Tesoro-Cairo, ci siamo: è l'ora del contatto!
fonte: tuttosport.com
La famiglia Tesoro (Savino e Antonio, padre e figlio) è scattata all’assalto del Torino, anche se partire non significa necessariamente arrivare. Il tempo dirà: nell’attesa i Tesoro si sono impegnati ad aprire un dialogo diretto con Urbano Cairo già oggi, dopo aver messo in moto un mediatore (Michele Padovano: sì, proprio lui!). Dopo aver annusato o addirittura esplorato più club in A e in B (Vicenza, Modena, Mantova, Siena, Livorno...), i proprietari della Pro Patria hanno ora indirizzato le proprie antenne tutt’attorno alla società di Cairo, individuata quale obiettivo primario, ben più interessante. Un cambiamento di strategia, insomma, a fronte di un’occasione appena venuta a galla: la disponibilità a vendere il Torino, testimoniata da Cairo pure pubblicamente alla fine della scorsa settimana, ha insomma sparigliato le carte. E i Tesoro hanno così deciso di modificare le loro prospettive. Abbandonando per sempre il Livorno, al centro delle loro mire fino a poco tempo fa? Si vedrà.

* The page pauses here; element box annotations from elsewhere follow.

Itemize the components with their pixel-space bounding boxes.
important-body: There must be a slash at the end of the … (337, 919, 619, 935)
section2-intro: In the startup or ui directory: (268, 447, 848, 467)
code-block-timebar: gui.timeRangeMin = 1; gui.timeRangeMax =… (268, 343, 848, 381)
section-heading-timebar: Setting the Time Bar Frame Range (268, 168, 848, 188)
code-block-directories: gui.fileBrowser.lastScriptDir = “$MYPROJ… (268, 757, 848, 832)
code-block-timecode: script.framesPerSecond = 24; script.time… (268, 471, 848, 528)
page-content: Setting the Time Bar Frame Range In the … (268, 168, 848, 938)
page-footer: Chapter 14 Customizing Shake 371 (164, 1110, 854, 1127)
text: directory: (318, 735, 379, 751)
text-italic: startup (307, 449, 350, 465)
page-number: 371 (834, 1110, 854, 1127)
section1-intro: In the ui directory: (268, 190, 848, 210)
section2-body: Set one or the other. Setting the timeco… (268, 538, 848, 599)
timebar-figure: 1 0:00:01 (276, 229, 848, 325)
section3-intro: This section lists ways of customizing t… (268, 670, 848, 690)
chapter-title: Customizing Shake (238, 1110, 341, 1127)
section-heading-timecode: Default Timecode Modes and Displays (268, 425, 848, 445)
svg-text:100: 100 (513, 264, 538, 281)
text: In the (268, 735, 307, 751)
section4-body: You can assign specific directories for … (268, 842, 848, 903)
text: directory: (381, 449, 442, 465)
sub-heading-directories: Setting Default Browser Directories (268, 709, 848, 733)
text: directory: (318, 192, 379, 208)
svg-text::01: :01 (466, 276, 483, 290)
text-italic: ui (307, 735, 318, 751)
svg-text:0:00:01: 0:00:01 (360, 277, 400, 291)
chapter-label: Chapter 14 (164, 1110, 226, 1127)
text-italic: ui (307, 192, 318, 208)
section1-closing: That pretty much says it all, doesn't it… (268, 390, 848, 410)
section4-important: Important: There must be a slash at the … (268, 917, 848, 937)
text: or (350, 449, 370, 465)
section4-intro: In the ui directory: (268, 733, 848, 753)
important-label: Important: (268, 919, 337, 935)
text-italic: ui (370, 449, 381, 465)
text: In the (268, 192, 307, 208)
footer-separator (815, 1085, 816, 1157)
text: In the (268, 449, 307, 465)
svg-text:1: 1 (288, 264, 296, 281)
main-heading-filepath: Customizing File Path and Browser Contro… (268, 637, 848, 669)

RICORDI... VIOLENTI - Sottolineando lo spirito obiettivo e del tutto imparziale che Tuttosport vuole mantenere di fronte a ogni protagonista in azione, non si può negare che ciò che questo giornale aveva scritto ieri ha trovato rispondenze precise, a 24 ore di distanza. L’eco delle dichiarazioni rilasciate da Antonio Tesoro, 29 anni (sangue pugliese e bergamasco di adozione, come il padre) ha creato un vorticoso giro di reazioni. Gli approfondimenti sull’identikit della famiglia e delle loro attività imprenditoriali compaiono a pagina 20. Qui iniziamo a ricordare che cosa aveva dichiarato Tesoro junior ( Tuttosport di ieri): «Il Toro è nell’élite del calcio. E’ come il Napoli, la Roma, è al livello della Juventus. Sì, il Toro ci può interessare». Dalle parole ai fatti: Cairo è già stato contattato da Michele Padovano, che si è presentato nella veste di mediatore della famiglia Tesoro, con cui intrattiene rapporti di amicizia (con Antonio, in particolare). Risulta che Cairo abbia risposto invitando, sempre per interposta persona, la famiglia Tesoro a cercare un contatto diretto con lui: cosa che dovrebbe succedere oggi. La famiglia Tesoro ha espresso la volontà di avviare un’analisi dei conti e di iniziare una trattativa. Quanto Cairo sarà interessato a tutto ciò, è da vedere, fatta salva l’apertura a quel «dialogo diretto» manifestata per telefono con Padovano. Padovano, già: l’ex attaccante della Juve e del Genoa di Spinelli, che nel 2005, subito dopo il fallimento del Torino, fungeva da ds per i lodisti e per l’indesiderato (dai tifosi granata) Giovannone, che poi si piegò e cedette il neonato Torino a Cairo. Per la tifoseria granata Padovano evoca sgraditi ricordi, tra violenze e drammatiche caccia all’uomo. Non stupisce che Cairo non abbia piacere di riconoscerlo quale mediatore, visto che appena 5 anni fa lo considerava un avversario conclamato.